LLUVIA AHORCADA
Desgarrada piel en hilvanes escritos,
soy guiñapo de brozas y sonsonetes
que lacerantes y sin pudor florecen
en las mandrágoras de la desilusión.
Ahora incoherencia;
frágil pantomima,
apacible inherencia,
lívida efigie, así.
Sueño en frío para configurar los agujeros,
depresión de locura indefinida y ahogada
por la multiplicación de las partes dispersas
que se abren al encuentro de un sol opaco.
Estoy bañado,
distribuido
por una lluvia ahorcada de algas ateridas.
Suelto deslizándose toda mi nostalgia,
perfumes de ondas y abalorios de brisas
que sueñan melodías de manojos, abrazos
mirados en el horizonte de las flores blancas.
Una agitación que lame cómplice al silencio,
furia cantada ante la mascara de una sonrisa
que náufraga, deambula abismos agrietados,
para fundirse en el ruido de los pasillos ebrios.

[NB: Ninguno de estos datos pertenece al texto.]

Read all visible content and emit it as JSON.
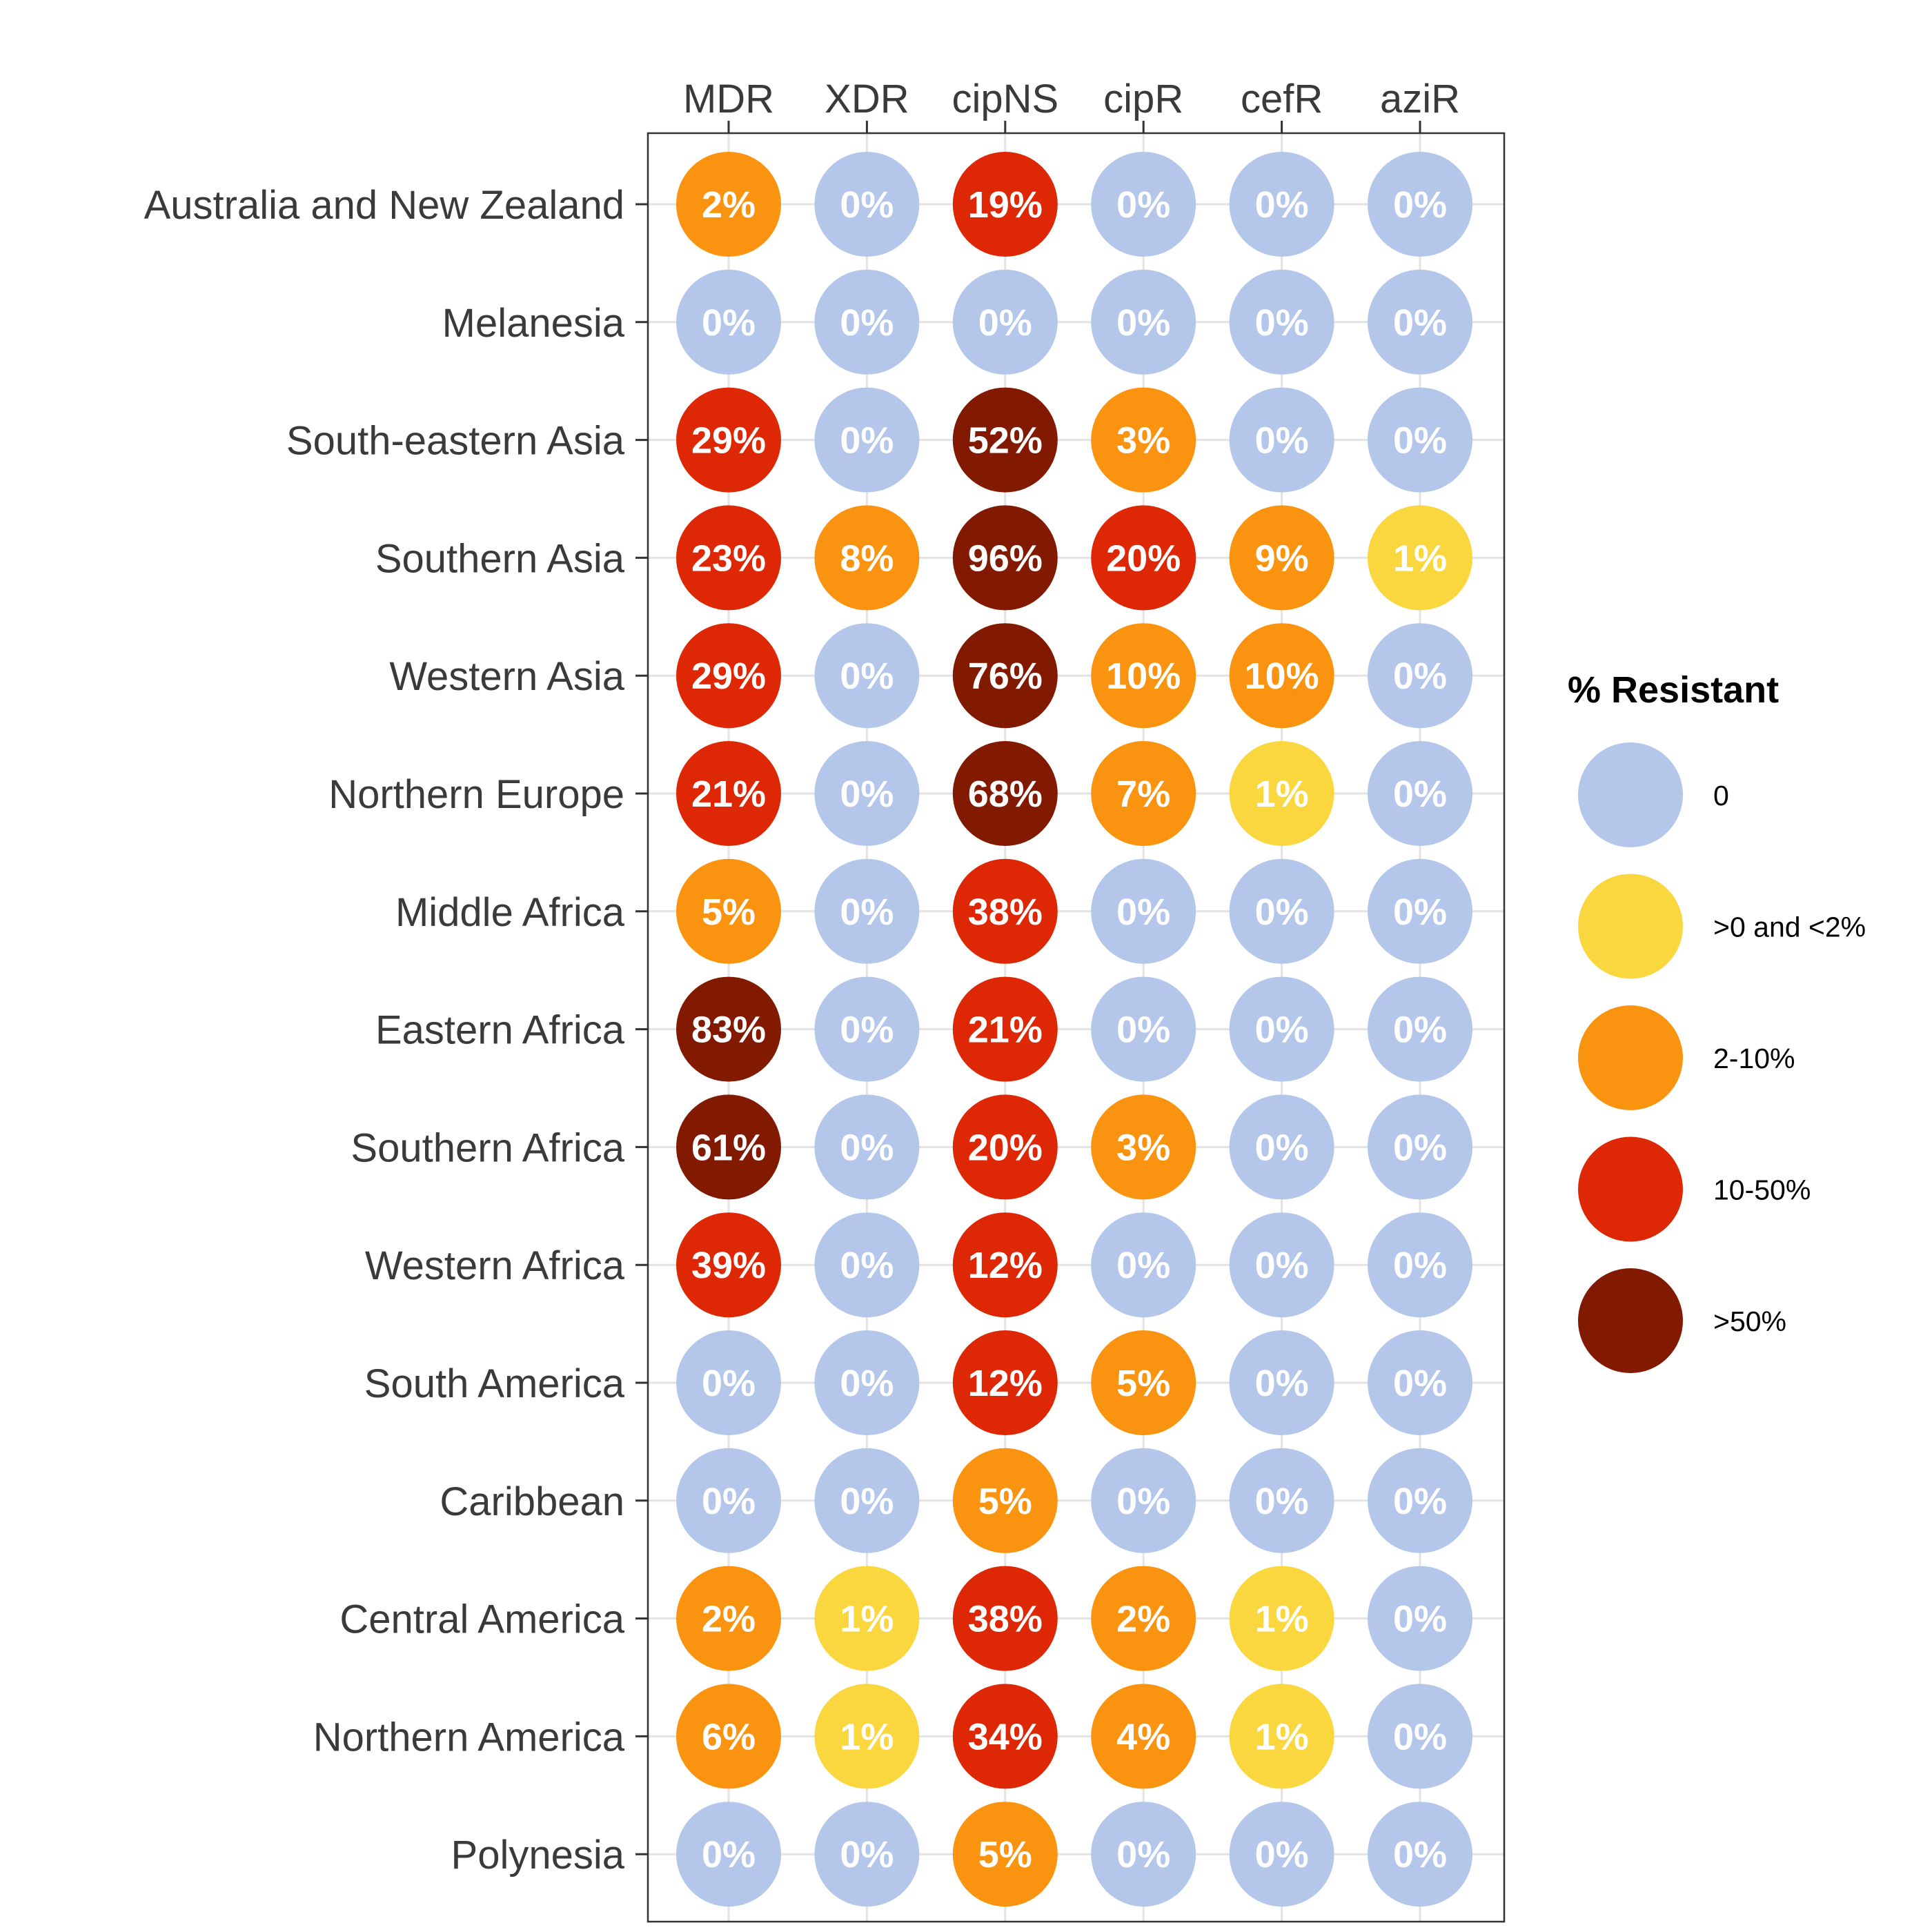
{
  "chart_data": {
    "type": "heatmap",
    "columns": [
      "MDR",
      "XDR",
      "cipNS",
      "cipR",
      "cefR",
      "aziR"
    ],
    "rows": [
      "Australia and New Zealand",
      "Melanesia",
      "South-eastern Asia",
      "Southern Asia",
      "Western Asia",
      "Northern Europe",
      "Middle Africa",
      "Eastern Africa",
      "Southern Africa",
      "Western Africa",
      "South America",
      "Caribbean",
      "Central America",
      "Northern America",
      "Polynesia"
    ],
    "values": [
      [
        2,
        0,
        19,
        0,
        0,
        0
      ],
      [
        0,
        0,
        0,
        0,
        0,
        0
      ],
      [
        29,
        0,
        52,
        3,
        0,
        0
      ],
      [
        23,
        8,
        96,
        20,
        9,
        1
      ],
      [
        29,
        0,
        76,
        10,
        10,
        0
      ],
      [
        21,
        0,
        68,
        7,
        1,
        0
      ],
      [
        5,
        0,
        38,
        0,
        0,
        0
      ],
      [
        83,
        0,
        21,
        0,
        0,
        0
      ],
      [
        61,
        0,
        20,
        3,
        0,
        0
      ],
      [
        39,
        0,
        12,
        0,
        0,
        0
      ],
      [
        0,
        0,
        12,
        5,
        0,
        0
      ],
      [
        0,
        0,
        5,
        0,
        0,
        0
      ],
      [
        2,
        1,
        38,
        2,
        1,
        0
      ],
      [
        6,
        1,
        34,
        4,
        1,
        0
      ],
      [
        0,
        0,
        5,
        0,
        0,
        0
      ]
    ],
    "value_suffix": "%",
    "legend": {
      "title": "% Resistant",
      "position": "right",
      "categories": [
        {
          "label": "0",
          "color": "#B4C6EA"
        },
        {
          "label": ">0 and <2%",
          "color": "#FBD73F"
        },
        {
          "label": "2-10%",
          "color": "#FA9410"
        },
        {
          "label": "10-50%",
          "color": "#DD2705"
        },
        {
          "label": ">50%",
          "color": "#821A02"
        }
      ]
    },
    "grid": true
  }
}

Cada rincón, combinación de congojas
turbiedad para las espaldas elípticas
donde los secretos bailan en tonos afrutados
y siempre sellados de tatuajes de sapos.
Jardín de diluvio en ballet oculto
que sostiene los brazaletes pálidos
de esos azules flotantes y recostados
en el largo edificio de las estatuas.
Estoy húmedo,
reunido
en los confines de tu beso enhebrado.
* * * * * * *
luzyabsenta.
Nostalgia diluida para lamer las congojas de ver como el alma tiene aún los besos enhebrados. Es un pasaje extraordinario para verse en las enjambre de las solapas floridas. Gracias.